Modi also specified that the demonetisation would help clamp down on the use of hawala as also fake Indian currency notes for terror funding. Terrorist groups use hawala to reach funds to their cadres across the globe, hawala being the traditional mode of money transfer, the cash handed to an agent who then has an associate in the relevant country or area paying the intended recipient. It originated in West and South Asia in the 11th century for moving funds for long-distance trade. But the ease of transfer and the anonymity of the transactions soon made hawala the preferred route for illicit businesses and organised crime to convey, and launder, unaccounted money and funds for terrorists without alerting the authorities.

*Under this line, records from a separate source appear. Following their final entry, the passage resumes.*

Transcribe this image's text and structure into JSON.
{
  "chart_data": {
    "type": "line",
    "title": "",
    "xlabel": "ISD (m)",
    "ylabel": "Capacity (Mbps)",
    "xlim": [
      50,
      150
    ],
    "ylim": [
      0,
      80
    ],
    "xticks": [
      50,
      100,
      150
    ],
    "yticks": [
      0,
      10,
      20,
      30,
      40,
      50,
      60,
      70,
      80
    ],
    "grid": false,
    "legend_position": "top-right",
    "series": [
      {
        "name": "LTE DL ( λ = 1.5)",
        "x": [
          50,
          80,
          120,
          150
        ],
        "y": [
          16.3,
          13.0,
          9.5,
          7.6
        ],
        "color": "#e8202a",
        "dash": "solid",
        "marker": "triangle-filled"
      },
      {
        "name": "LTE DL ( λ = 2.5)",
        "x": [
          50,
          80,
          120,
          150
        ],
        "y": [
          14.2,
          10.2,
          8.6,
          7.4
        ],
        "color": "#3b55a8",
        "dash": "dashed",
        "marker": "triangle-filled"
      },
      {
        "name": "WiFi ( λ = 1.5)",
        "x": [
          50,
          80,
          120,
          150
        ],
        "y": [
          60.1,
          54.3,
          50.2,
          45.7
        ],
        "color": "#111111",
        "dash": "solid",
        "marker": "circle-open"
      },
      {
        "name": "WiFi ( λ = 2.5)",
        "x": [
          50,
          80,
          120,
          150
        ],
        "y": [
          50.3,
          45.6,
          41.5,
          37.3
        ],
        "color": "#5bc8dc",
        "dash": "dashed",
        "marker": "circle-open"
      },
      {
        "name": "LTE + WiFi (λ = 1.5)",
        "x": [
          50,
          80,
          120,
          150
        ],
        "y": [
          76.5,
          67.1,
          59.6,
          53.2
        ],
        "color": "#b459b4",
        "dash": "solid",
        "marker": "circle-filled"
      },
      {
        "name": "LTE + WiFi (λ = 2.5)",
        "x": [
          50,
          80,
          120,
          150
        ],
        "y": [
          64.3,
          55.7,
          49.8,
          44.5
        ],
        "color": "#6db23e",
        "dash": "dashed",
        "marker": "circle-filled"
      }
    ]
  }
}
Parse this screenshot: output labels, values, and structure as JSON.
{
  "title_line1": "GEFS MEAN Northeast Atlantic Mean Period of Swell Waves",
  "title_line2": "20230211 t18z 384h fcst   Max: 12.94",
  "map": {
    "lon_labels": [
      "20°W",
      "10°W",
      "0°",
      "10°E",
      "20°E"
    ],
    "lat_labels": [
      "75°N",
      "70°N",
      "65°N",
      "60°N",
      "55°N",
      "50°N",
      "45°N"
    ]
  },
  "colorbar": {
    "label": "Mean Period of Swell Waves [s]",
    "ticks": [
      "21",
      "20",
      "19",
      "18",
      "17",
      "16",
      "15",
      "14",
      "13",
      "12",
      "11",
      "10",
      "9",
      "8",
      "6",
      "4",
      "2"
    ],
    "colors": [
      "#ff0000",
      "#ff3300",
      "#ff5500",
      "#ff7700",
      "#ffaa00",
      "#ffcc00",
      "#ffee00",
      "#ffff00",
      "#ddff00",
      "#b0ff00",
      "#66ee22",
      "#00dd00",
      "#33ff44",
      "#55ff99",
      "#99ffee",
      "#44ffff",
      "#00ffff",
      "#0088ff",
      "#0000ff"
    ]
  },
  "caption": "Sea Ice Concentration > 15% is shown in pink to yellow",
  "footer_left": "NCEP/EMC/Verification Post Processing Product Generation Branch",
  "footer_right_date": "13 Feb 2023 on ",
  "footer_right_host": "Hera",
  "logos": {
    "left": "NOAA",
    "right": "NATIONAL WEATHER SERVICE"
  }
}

The demonetisation is also intended to flush out fake Indian currency from circulation. Much of this has been revealed by Indian investigation agencies to have been counterfeited and pushed into India by Pakistan to fund cross-border terrorism from its territory as also to undermine the Indian economy. While the face value of such bogus tender is estimated at Rs400 crore ($59.5 million), it is reckoned that a prodigious Rs70,000 crore ($10.4 billion) worth of such notes has entered India over the years, only a third of which could be traced by law enforcers.
These notes have largely been of Rs500 and Rs1,000 denomination and the Modi government believes its action will surely obliterate the racket, as production of smaller currency notes will pose logistical hurdles on account of the large volumes that would be required to be smuggled across the border.
The Prime Minister now warns of further measures against black money, following the demonetisation. In a public address he asked the audience, “You tell me, whether money that has been stolen should be exposed or not?” There was a resounding “Yes” from the audience.